Strategies for mediation always start with your analysis of what you need in your case. This analysis should guide your selection of the mediator and how they see their role. If the mediator is a traditional expert mediator (as most are, either because they know these cases and likely outcomes, or because they have a keen sense from former litigation experience or judicial experience about how a court will view your case), then you need to prepare, first as an advocate to persuade the court of the strength of your case. If you have chosen a problem-solving mediator, chosen to help the parties understand each other and then think creatively about how to solve an otherwise intractable case, then you will need to use strategies designed to problem-solve, making interest-based demands, and eschew position-bargaining and win-lose demands. You will need to learn the language of problem-solving that favors goal- or need-based presentations that create room for creative, even non-business solutions to otherwise difficult cases.

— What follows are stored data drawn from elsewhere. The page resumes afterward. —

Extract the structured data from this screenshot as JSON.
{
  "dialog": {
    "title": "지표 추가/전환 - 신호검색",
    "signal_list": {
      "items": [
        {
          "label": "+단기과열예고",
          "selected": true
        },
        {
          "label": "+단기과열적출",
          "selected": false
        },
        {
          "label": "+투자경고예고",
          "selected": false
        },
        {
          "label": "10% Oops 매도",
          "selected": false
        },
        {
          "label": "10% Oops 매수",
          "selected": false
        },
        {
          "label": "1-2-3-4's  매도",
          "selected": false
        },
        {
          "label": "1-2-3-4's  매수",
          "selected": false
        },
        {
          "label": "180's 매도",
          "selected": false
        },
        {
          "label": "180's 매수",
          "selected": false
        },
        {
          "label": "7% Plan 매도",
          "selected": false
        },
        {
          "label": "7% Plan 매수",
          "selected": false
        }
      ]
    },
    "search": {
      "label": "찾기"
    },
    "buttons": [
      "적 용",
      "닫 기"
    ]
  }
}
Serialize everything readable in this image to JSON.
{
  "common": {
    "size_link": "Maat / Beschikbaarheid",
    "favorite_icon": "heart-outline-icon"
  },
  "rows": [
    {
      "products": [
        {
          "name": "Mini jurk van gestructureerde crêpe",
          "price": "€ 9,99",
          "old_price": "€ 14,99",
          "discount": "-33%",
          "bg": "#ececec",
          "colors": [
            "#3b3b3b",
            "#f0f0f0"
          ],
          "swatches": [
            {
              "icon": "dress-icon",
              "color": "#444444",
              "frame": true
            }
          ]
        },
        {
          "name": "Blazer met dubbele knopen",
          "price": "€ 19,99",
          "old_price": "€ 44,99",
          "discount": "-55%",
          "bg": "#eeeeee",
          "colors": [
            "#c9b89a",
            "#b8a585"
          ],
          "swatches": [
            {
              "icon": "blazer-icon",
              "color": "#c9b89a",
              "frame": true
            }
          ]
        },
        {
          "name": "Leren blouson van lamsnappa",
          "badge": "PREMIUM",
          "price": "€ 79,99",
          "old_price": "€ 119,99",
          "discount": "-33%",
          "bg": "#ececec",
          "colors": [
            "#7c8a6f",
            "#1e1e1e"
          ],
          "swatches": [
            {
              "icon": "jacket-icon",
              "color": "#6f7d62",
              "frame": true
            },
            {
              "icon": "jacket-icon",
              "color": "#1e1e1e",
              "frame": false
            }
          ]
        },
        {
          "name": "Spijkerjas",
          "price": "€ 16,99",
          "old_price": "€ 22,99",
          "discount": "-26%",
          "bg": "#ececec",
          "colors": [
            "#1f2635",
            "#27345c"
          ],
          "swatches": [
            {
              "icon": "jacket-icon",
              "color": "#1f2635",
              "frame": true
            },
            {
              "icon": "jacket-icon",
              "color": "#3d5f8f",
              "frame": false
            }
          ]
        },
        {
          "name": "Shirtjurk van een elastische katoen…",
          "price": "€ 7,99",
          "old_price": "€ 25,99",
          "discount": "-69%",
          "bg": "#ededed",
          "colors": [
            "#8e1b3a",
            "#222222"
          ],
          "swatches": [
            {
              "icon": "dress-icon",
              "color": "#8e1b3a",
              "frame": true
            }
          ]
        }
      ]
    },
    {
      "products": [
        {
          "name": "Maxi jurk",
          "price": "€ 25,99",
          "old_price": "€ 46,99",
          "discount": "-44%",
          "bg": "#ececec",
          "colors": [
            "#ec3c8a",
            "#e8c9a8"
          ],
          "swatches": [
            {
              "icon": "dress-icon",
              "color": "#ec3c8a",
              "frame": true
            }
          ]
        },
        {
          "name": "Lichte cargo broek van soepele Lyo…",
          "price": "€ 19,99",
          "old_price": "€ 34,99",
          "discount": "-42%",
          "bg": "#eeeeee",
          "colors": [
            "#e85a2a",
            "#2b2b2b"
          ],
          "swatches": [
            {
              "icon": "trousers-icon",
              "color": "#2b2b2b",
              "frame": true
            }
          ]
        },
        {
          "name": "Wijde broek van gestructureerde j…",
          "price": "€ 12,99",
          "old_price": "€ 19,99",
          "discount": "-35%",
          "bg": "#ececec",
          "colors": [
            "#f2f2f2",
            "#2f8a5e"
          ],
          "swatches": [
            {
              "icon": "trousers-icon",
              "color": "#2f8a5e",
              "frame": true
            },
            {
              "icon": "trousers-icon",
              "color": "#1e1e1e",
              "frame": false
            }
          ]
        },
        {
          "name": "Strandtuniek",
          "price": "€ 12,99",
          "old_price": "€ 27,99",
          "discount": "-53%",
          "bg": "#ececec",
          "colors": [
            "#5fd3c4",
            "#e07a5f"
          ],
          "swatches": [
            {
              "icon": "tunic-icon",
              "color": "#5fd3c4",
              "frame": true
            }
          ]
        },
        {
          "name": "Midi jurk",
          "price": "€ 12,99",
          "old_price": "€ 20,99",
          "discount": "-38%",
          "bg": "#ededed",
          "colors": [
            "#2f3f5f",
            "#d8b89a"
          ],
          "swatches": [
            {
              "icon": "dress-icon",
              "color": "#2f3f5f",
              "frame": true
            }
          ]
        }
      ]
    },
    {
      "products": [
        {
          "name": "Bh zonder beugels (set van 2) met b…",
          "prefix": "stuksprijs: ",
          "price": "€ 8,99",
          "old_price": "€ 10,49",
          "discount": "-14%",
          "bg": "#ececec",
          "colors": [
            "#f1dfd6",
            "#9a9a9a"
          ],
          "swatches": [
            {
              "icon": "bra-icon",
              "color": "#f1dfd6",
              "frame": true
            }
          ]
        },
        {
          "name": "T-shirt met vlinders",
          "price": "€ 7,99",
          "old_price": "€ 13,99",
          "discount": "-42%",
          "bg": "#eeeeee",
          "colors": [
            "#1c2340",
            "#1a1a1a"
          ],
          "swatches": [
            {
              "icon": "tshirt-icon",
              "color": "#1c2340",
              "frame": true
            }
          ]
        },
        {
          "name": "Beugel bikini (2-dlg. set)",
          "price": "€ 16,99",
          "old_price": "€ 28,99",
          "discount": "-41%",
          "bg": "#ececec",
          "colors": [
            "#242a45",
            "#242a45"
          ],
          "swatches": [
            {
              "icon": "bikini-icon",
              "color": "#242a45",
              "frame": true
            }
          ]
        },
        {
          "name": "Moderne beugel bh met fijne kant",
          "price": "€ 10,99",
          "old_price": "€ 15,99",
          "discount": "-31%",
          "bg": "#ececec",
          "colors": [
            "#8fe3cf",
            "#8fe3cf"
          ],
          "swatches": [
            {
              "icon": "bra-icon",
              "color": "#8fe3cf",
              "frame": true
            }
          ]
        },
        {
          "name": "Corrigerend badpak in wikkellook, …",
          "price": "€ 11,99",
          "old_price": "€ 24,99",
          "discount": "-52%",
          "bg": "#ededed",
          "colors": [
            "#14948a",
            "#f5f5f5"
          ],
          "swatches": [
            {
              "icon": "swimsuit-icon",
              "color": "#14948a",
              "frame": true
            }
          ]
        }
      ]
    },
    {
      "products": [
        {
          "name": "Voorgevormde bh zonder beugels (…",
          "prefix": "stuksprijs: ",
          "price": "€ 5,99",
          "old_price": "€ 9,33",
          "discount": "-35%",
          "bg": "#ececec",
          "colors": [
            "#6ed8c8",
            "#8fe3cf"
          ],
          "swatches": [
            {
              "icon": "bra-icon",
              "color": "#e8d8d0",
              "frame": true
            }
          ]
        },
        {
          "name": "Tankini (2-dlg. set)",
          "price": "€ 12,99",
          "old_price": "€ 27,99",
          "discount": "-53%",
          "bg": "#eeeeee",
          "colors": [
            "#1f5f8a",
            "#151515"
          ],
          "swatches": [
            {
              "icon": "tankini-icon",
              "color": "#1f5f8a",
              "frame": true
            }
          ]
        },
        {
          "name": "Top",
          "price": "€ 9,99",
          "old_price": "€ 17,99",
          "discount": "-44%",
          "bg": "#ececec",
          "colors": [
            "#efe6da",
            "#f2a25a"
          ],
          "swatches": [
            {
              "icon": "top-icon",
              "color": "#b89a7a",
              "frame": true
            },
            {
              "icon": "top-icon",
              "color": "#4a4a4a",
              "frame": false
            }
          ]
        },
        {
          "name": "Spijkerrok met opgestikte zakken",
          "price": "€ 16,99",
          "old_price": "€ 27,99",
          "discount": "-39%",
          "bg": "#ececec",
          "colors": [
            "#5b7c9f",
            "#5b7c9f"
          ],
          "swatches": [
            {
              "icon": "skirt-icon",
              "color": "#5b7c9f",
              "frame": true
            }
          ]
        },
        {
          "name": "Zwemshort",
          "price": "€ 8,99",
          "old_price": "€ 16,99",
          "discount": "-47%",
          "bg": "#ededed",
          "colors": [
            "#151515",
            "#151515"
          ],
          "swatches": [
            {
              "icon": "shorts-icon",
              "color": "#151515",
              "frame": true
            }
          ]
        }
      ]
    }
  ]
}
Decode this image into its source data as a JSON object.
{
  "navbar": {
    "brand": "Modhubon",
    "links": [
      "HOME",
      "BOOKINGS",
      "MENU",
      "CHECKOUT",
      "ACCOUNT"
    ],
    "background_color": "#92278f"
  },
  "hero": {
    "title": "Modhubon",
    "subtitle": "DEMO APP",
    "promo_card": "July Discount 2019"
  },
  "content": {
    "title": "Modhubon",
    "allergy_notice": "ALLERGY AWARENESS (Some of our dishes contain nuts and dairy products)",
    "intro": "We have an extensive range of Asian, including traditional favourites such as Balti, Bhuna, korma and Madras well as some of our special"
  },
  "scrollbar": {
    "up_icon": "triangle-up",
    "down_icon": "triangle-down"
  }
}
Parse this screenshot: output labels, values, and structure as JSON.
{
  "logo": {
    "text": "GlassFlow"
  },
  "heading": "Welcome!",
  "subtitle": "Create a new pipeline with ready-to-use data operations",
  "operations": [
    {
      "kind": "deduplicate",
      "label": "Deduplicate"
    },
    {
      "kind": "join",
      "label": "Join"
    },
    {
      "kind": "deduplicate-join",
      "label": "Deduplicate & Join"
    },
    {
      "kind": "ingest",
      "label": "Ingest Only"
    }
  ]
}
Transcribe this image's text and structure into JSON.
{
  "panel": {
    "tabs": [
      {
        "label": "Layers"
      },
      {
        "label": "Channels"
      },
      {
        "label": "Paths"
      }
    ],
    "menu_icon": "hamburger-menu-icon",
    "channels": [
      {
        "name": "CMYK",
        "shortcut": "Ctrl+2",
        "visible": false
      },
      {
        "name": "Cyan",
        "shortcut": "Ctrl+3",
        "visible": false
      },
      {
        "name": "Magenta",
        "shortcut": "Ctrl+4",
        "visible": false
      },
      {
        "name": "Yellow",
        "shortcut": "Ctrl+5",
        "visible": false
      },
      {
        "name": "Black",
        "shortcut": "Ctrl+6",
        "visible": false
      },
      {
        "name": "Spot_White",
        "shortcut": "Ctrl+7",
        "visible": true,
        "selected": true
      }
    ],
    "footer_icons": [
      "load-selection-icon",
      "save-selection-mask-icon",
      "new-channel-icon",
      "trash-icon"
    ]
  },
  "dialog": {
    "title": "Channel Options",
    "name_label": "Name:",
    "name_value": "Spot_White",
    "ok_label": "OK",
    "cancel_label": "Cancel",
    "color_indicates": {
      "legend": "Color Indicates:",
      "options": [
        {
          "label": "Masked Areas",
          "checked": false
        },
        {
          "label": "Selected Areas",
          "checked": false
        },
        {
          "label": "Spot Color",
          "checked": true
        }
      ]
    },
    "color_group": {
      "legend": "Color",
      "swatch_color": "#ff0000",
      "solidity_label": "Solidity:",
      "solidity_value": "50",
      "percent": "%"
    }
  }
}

Wide use of mediation has resulted in a cacophony of experiences by parties often forced into using the process. How can today’s advocate sort out these different experiences and best enlist the mediation process to serve the goals and needs of their clients? Understanding negotiation theory will go a long way in helping the advocate manage the mediation process. It will also give the advocate more control over the process and help the client have a deeper understanding of both their own goals and needs but also of the risks of proceeding to litigation.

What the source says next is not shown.